On retrouve ici l idee d un clivage binaire entre nature et culture.
Bel exemple de socioconstructivisme issu du marxisme que celui de Jacques Ranciere qui clame regulierement sa foi dans l egalité absolue des intelligences. De meme que lors de l affaire Lyssenko en URSS, cetains ideologues se sont detournés des religions en produisant une pensee conforme a leurs desirs qui puisse eviter les relents de credulité des religions revelees.
J.Ranciere fut enfant de coeur, Marx avait d innombrables rabbins dans sa famille dont son grand pere, passons aux extremes et mentionnons pour rire Staline seminariste, bref le besoin de croire peut aller fort loin et la question du partage entre faits et valeurs est impossible a trancher rigoureusement.

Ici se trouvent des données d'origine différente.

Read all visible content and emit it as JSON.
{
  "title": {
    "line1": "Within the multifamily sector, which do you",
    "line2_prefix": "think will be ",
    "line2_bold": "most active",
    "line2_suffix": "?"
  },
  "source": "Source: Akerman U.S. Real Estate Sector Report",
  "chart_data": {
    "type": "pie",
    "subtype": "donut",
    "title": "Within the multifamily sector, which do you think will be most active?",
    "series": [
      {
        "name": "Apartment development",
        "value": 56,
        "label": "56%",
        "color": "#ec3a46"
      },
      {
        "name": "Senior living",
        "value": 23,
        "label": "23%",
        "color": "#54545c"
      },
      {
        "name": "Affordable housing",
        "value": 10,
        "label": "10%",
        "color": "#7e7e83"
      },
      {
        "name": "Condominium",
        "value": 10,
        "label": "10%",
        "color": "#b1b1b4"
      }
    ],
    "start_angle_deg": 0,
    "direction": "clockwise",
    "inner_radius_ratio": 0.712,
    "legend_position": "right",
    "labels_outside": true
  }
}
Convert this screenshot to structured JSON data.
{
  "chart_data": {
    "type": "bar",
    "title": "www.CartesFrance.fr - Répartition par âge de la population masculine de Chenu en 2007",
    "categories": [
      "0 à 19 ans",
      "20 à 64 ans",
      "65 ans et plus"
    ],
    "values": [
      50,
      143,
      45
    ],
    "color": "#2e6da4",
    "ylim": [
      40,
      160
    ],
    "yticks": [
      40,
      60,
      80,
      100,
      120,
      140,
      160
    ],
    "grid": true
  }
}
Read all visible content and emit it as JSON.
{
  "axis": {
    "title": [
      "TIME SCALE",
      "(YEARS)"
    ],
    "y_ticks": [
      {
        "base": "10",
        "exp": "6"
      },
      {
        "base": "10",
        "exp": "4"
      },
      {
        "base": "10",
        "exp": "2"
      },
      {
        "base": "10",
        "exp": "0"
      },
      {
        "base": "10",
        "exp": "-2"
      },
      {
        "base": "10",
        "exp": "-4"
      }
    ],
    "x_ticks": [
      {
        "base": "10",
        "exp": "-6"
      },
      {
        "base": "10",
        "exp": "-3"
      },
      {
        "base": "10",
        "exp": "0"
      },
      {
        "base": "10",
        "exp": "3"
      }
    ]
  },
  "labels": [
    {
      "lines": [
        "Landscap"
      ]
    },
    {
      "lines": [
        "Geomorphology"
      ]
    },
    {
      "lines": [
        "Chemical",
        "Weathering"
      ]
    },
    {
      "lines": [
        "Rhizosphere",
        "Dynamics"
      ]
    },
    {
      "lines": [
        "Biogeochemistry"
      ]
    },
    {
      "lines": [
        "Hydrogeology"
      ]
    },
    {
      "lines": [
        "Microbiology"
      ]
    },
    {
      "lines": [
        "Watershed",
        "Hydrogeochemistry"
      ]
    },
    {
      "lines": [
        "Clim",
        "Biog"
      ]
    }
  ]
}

Pour le moment je ne vois guere de solution en dehors de convictions metaphysiques ou dogmatiques comme le dit a peu près Yves Couture, le plus plausible en contexte democratique etant de tenter de penser plus avant les limites de la non-nature humaine i.e. de sa liberté, ce qui ne pourra qu etre une reflexion où la metaphysique aura sa place que celle-ci soit officielle ou non. Il nous faudra comme toujours parier sur ce que nous ignorons et ainsi nous risquer en misant nos audaces a l egard de la Nature notamment la nature que nous sommes nous-memes...
L'évitement de l'inceste a fait l'objet d'une multitude de travaux, à la fois anthropologiques et psychologiques au sein de l'espèce humaine, et aussi à travers un très grand nombre d'espèces aussi variées que les mammifères, les oiseaux et les insectes. Ceci pour dire que c'est un phénomène très général dans le règne animal qui ne nécessite aucune "prise de conscience". Un point d'entrée dans cette littérature: https://scholar.google.fr/scholar?hl=fr&as_sdt=0%2C5&q=incest+avoidance&btnG=
Concernant le clivage entre nature et culture, je vous renvoie à ces quelques articles:
http://www.lscp.net/persons/ramus/docs/inne_acquis12.pdf
http://www.lscp.net/persons/ramus/docs/JDP2007.pdf
Texte remarquable résumant de façon précise l'origine des incompréhensions actuelles.
A diffuser aussi largement que possible!
Article passionnant à lire. Dommage que la conclusion relève plus d'une "morale" que de la science. Dommage.
La note [VI] que j'ai lue comme une conclusion en fait. C'est inutile et montre que ce sujet du viol n'est pas connu. Cela nuit à l'analyse.
Je partage ce point de vue...
Tout était neutre et clair jusqu'aux derniers paragraphes qui débordent justement de l'information neutre et objective des sciences cognitives sur le sujet et témoignent d'une méconnaissance sur ce sujet.
Pourquoi finalement donner son avis et une interprétation personnelle sur la fin si l'objectif de l'article est d'encourager les gens à rester scientifiques et rigoureux sur le sujet?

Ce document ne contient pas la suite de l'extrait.